– Потому что имеет право не очень нас любить. Я сейчас вспоминаю… его случай. Они с отцом во времена Первой чеченской развозили хлеб по районам. Там передвигаться было нельзя, но были у нас такие между собой исключения. Тем более когда хлеб везут на сотни семей. Там блокпосты были везде, но все всех знали. Вот через полгода сменка произошла, новые, молодые заехали. Там как-то так получилось, что бедолаг на смене не предупредили о том, что есть исключения. И представь, летит в пять часов утра буханка через лес, думает, что пропустят, а те тоже растерялись и давай по ней с автоматов шмалять. Слетела с дороги, перевернулась, живой остался парень, но застрял в машине, бензин, огонь… кое-как вытащили. Он из ополченцев.
– Значит, имеет боевой опыт! Я про это и говорю вам, а вы не слышите. Ненависть к стране… – влез Касим.
Тем временем в избушке тренер продолжал рассказывать:
– Короче, живу вот полгода один. Даже подумал однажды, что лучше себя… Ну… Того. Астахфирулла! Хорошо, что быстро вернул башку в нормальное состояние. А потом услышал про Большую Суету и понял, что это, короче, мощный способ сказать, чтобы меня услышали. Чтобы с этого шакала спросить. Теперь не знаю, есть ли вообще от этого польза…
– Есть, – сказал Шамиль будто сам себе. – Польза есть всегда, когда указываешь на несправедливость.
Валерия взглянула на него настороженно, поскольку понимала, что эта тема касалась лично его.
– Ай! – вскрикнула Натали, уколовшись. Валерия протянула руку, и блогерша наконец отдала ей штаны Муртуза.
Громко вздохнув, Юсуп сказал:
– А я собирался в тот день, когда мы сюда залезли, себя… В тот день утром я решил, что пора все поставить на свои места, признаться в своих чувствах, – и пошел в театр. Получилось все не так, как я ожидал. Совсем не так. Охрана, которую попросили меня не впускать, я, который выпил лишнего, и она, не готовая меня услышать.
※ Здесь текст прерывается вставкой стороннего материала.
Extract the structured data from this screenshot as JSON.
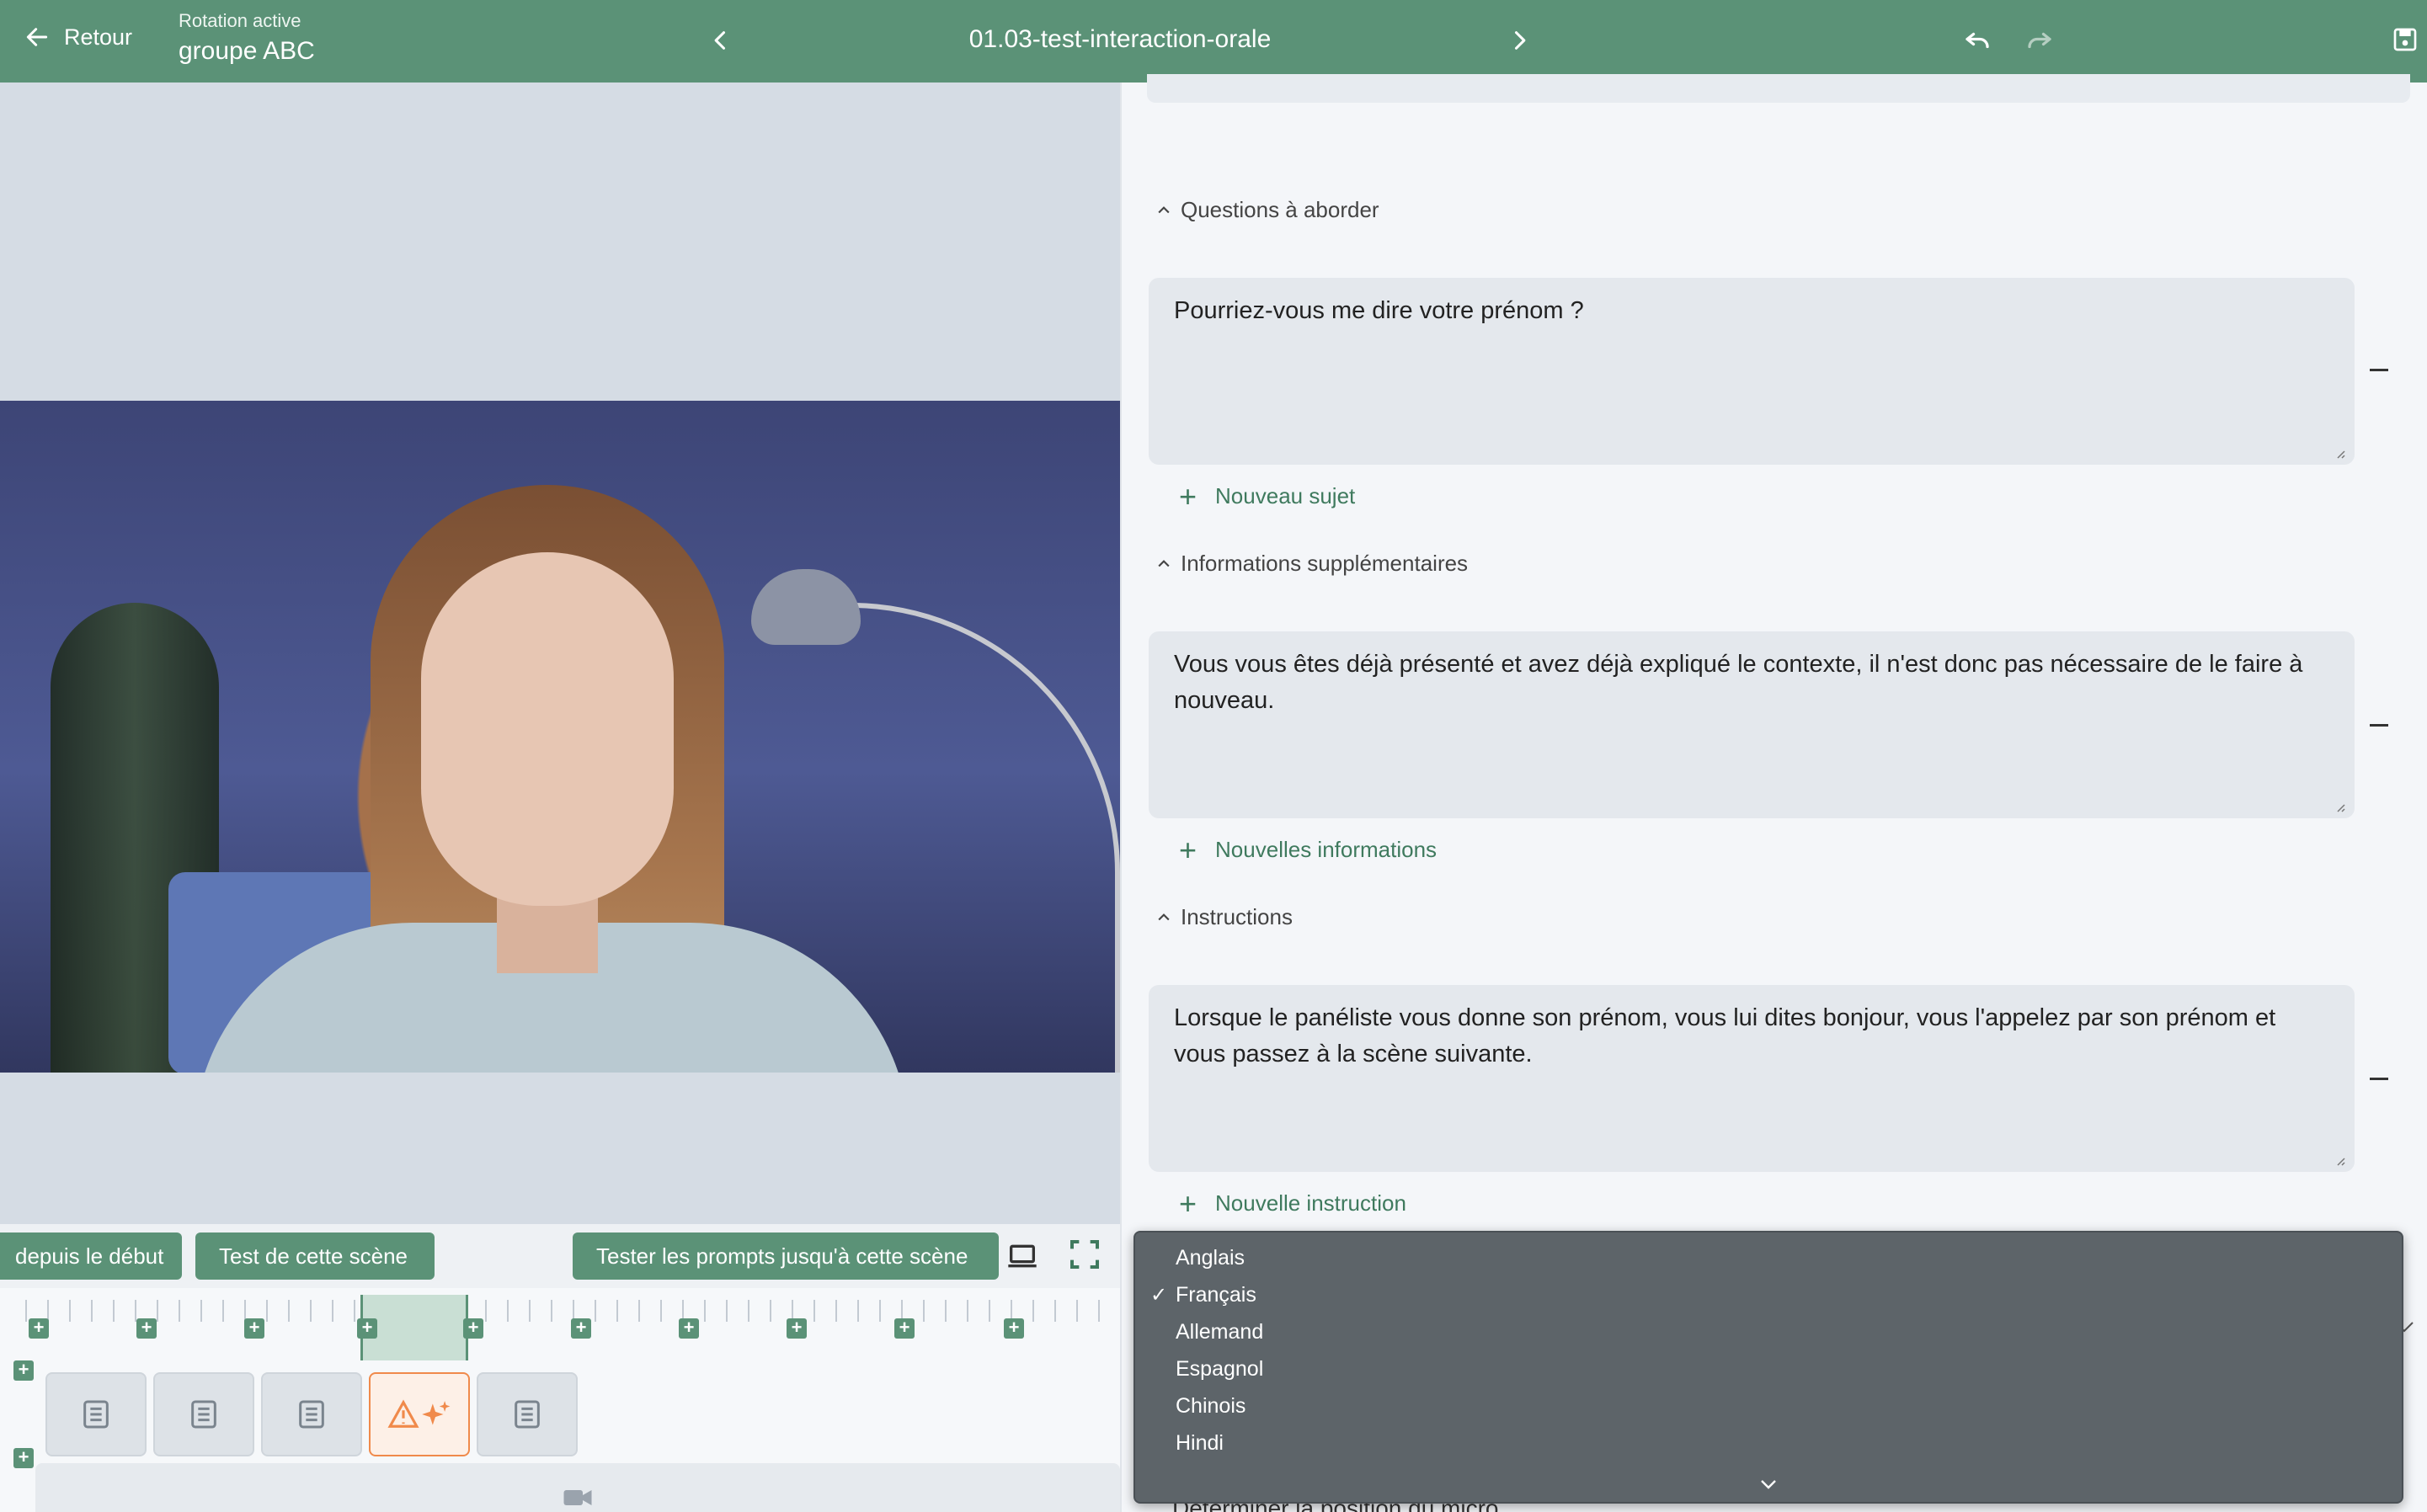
{
  "topbar": {
    "back_label": "Retour",
    "rotation_label": "Rotation active",
    "rotation_value": "groupe ABC",
    "title": "01.03-test-interaction-orale"
  },
  "toolbar": {
    "from_start": "depuis le début",
    "test_scene": "Test de cette scène",
    "test_prompts": "Tester les prompts jusqu'à cette scène"
  },
  "sections": {
    "questions": {
      "heading": "Questions à aborder",
      "text": "Pourriez-vous me dire votre prénom ?",
      "add_label": "Nouveau sujet"
    },
    "info": {
      "heading": "Informations supplémentaires",
      "text": "Vous vous êtes déjà présenté et avez déjà expliqué le contexte, il n'est donc pas nécessaire de le faire à nouveau.",
      "add_label": "Nouvelles informations"
    },
    "instructions": {
      "heading": "Instructions",
      "text": "Lorsque le panéliste vous donne son prénom, vous lui dites bonjour, vous l'appelez par son prénom et vous passez à la scène suivante.",
      "add_label": "Nouvelle instruction"
    }
  },
  "language_dropdown": {
    "options": [
      "Anglais",
      "Français",
      "Allemand",
      "Espagnol",
      "Chinois",
      "Hindi"
    ],
    "selected": "Français",
    "check_mark": "✓"
  },
  "partial_text": "Déterminer la position du micro",
  "colors": {
    "accent": "#5b9277",
    "warning": "#f08a4b",
    "dropdown_bg": "#5d6469"
  }
}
Так и получилось то, что получилось. Оказавшись в луже у служебного входа в театр… в свой родной театр, в котором я проработал почти двадцать лет, я подумал: «Все. Хватит. Финита ля комедия». Пошел на Черные камни, смотрел на море, размышлял, подводил итоги жизни… Если подумать, я прожил довольно яркую жизнь: в ней было все. Слава, путешествия, борьба. Все, кроме любви. – Он замолчал, задумался и некоторое время о чем-то думал, а потом продолжил: – Извините, отошел от темы. Я смотрел на море, камни и как-то близок был к концу. Затем услышал, что едет поезд. В нем люди, они смотрят на берег, на тех, кто гуляет, машут руками, и я решил дождаться, пока он уедет, не хотел, чтобы они увидели… Вдруг там какой-нибудь ребенок… Уехал поезд, а за ним идет женщина. Прямо по рельсам. Она была далеко, но, кажется, я поймал ее настроение – чувство полного одиночества и в то же время свободы. Свободы от всего и от смерти тоже. Ведь все-таки есть что-то опасное в том, чтобы идти по железной дороге, что-то рискованное… Я себя чувствовал наоборот: вроде как свободен, готовый к гибели… но заперт, придушен, закован в призрачные цепи. А так хотелось вздохнуть. Я увидел в этой женщине некий символ, знак того, что надо попробовать еще немножечко пожить, и увидел в этом дереве причину, способ сделать все и сразу: показать масштаб своих чувств и обречь себя на муки. Я рад, что сумел понять этот символ – «женщина на рельсах»… Есть что-то такое в железной дороге… – Юсуп смотрел вдаль и пытался подобрать правильное слово. Он не знал, что в избушке напротив него сидит человек, для которого железная дорога всегда была символом…
– Бесконечное, – продолжила его мысль Валерия. – Не видно начала и конца. Она состоит из тысяч частей, рельсов, шпал, и при этом она единая.
– Да, – удивился Юсуп. (По правде говоря, удивился не только он. Валерия впервые сказала что-то откровенное, пусть и туманное по смыслу.)